Example 2 (Qualitative Measurement):
A team is conducting a color-based staining assay on bacterial colonies growing on agar plates to determine the presence of a polymer. Although the team would like to perform a quantitative measurement, they do not have any specialized equipment that would be able to measure numerical values of color.
The team is considering taking pictures of the plates and then calculating the pixel intensities for each colony and reporting the result, hoping that colored colonies will have different intensities than non-colored colonies. However, in this situation it is best for the team to perform a qualitative measurement.
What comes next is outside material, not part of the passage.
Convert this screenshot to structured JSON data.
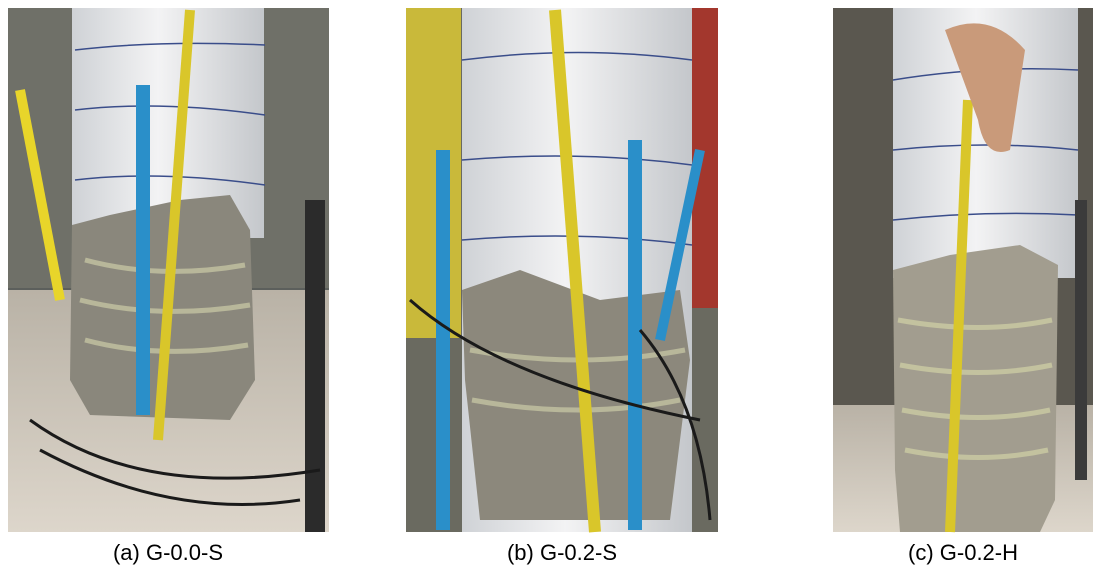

They should create a uniform color standard to compare their colonies against, and use the standard as a threshold to determine if the colonies are colored or not. If the team tried to use pixel intensity as a quantitative value, then they risk introducing extra factors such as lighting conditions in different pictures into their data. As long as the team describes their reference standards and documents this information alongside their results, the qualitative measurement will be better-suited for the situation.
What is Calibration?
Calibration is the action of ensuring the accuracy and precision of test equipment in order to minimize measurement uncertainty. This assessment occurs through a comparison between a known measurement (the standard) and the measurement from your instrument. A standard is an object, system, or experiment that bears a defined relationship to a unit of measurement of a physical quantity.
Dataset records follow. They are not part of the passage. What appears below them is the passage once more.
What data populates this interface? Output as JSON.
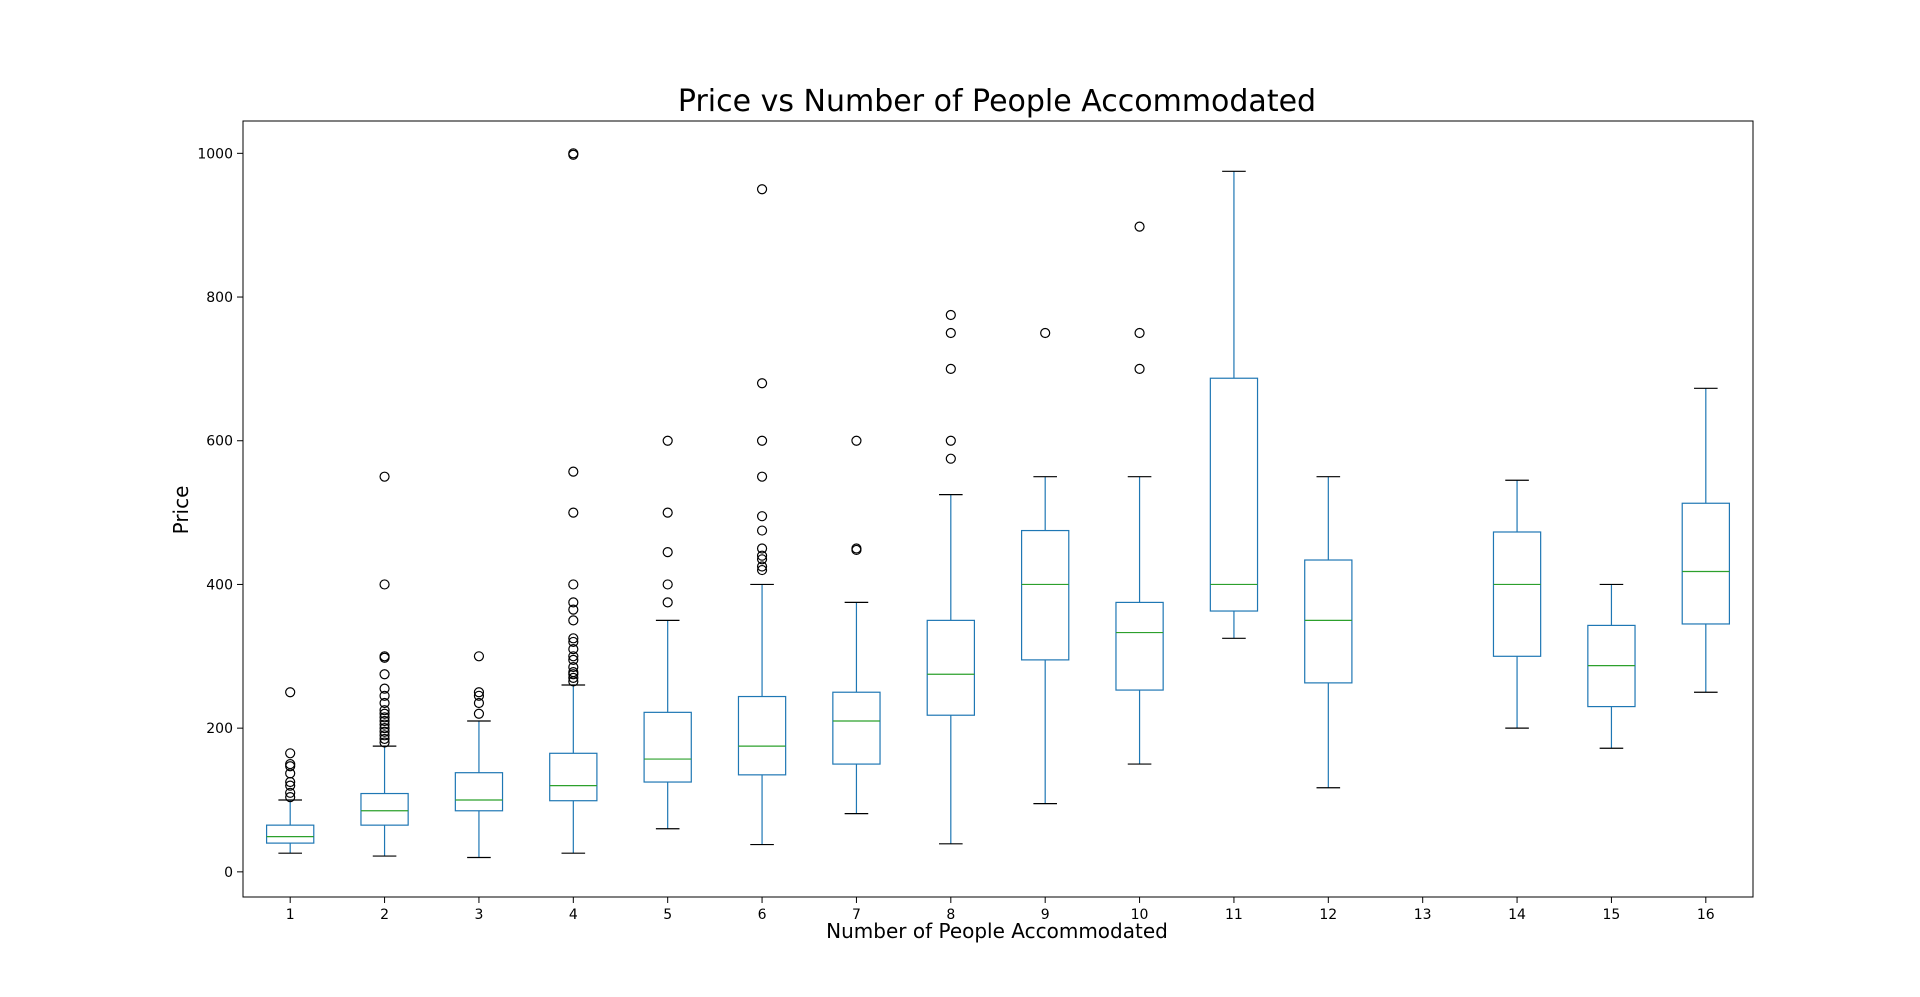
{
  "chart_data": {
    "type": "box",
    "title": "Price vs Number of People Accommodated",
    "xlabel": "Number of People Accommodated",
    "ylabel": "Price",
    "ylim": [
      -35,
      1045
    ],
    "yticks": [
      0,
      200,
      400,
      600,
      800,
      1000
    ],
    "grid": false,
    "colors": {
      "box": "#1f77b4",
      "median": "#2ca02c",
      "whisker_cap": "#000000",
      "outlier": "#000000"
    },
    "categories": [
      "1",
      "2",
      "3",
      "4",
      "5",
      "6",
      "7",
      "8",
      "9",
      "10",
      "11",
      "12",
      "13",
      "14",
      "15",
      "16"
    ],
    "boxes": [
      {
        "category": "1",
        "whislo": 26,
        "q1": 40,
        "median": 49,
        "q3": 65,
        "whishi": 100,
        "fliers": [
          104,
          110,
          120,
          125,
          137,
          147,
          150,
          165,
          250
        ]
      },
      {
        "category": "2",
        "whislo": 22,
        "q1": 65,
        "median": 85,
        "q3": 109,
        "whishi": 175,
        "fliers": [
          180,
          185,
          190,
          195,
          200,
          205,
          210,
          215,
          220,
          225,
          235,
          245,
          255,
          275,
          298,
          300,
          400,
          550
        ]
      },
      {
        "category": "3",
        "whislo": 20,
        "q1": 85,
        "median": 100,
        "q3": 138,
        "whishi": 210,
        "fliers": [
          220,
          235,
          245,
          250,
          300
        ]
      },
      {
        "category": "4",
        "whislo": 26,
        "q1": 99,
        "median": 120,
        "q3": 165,
        "whishi": 260,
        "fliers": [
          265,
          270,
          275,
          278,
          285,
          295,
          300,
          310,
          320,
          325,
          350,
          365,
          375,
          400,
          500,
          557,
          998,
          1000
        ]
      },
      {
        "category": "5",
        "whislo": 60,
        "q1": 125,
        "median": 157,
        "q3": 222,
        "whishi": 350,
        "fliers": [
          375,
          400,
          445,
          500,
          600
        ]
      },
      {
        "category": "6",
        "whislo": 38,
        "q1": 135,
        "median": 175,
        "q3": 244,
        "whishi": 400,
        "fliers": [
          420,
          425,
          435,
          440,
          450,
          475,
          495,
          550,
          600,
          680,
          950
        ]
      },
      {
        "category": "7",
        "whislo": 81,
        "q1": 150,
        "median": 210,
        "q3": 250,
        "whishi": 375,
        "fliers": [
          448,
          450,
          600
        ]
      },
      {
        "category": "8",
        "whislo": 39,
        "q1": 218,
        "median": 275,
        "q3": 350,
        "whishi": 525,
        "fliers": [
          575,
          600,
          700,
          750,
          775
        ]
      },
      {
        "category": "9",
        "whislo": 95,
        "q1": 295,
        "median": 400,
        "q3": 475,
        "whishi": 550,
        "fliers": [
          750
        ]
      },
      {
        "category": "10",
        "whislo": 150,
        "q1": 253,
        "median": 333,
        "q3": 375,
        "whishi": 550,
        "fliers": [
          700,
          750,
          898
        ]
      },
      {
        "category": "11",
        "whislo": 325,
        "q1": 363,
        "median": 400,
        "q3": 687,
        "whishi": 975,
        "fliers": []
      },
      {
        "category": "12",
        "whislo": 117,
        "q1": 263,
        "median": 350,
        "q3": 434,
        "whishi": 550,
        "fliers": []
      },
      {
        "category": "13"
      },
      {
        "category": "14",
        "whislo": 200,
        "q1": 300,
        "median": 400,
        "q3": 473,
        "whishi": 545,
        "fliers": []
      },
      {
        "category": "15",
        "whislo": 172,
        "q1": 230,
        "median": 287,
        "q3": 343,
        "whishi": 400,
        "fliers": []
      },
      {
        "category": "16",
        "whislo": 250,
        "q1": 345,
        "median": 418,
        "q3": 513,
        "whishi": 673,
        "fliers": []
      }
    ]
  }
}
Every iGEM team is sent an iGEM Measurement Kit within their iGEM Distribution Kit that provides teams with protocols and tools to calibrate their equipment for fluorescence and Optical Density (OD). Our goal is to help teams correctly calibrate test devices so we can agree as a community that the measurements we take are accurate, reliable and reproducible. It is important that iGEMers across the globe help synthetic biology develop in a standardized and transparent direction so your work can continue to be celebrated!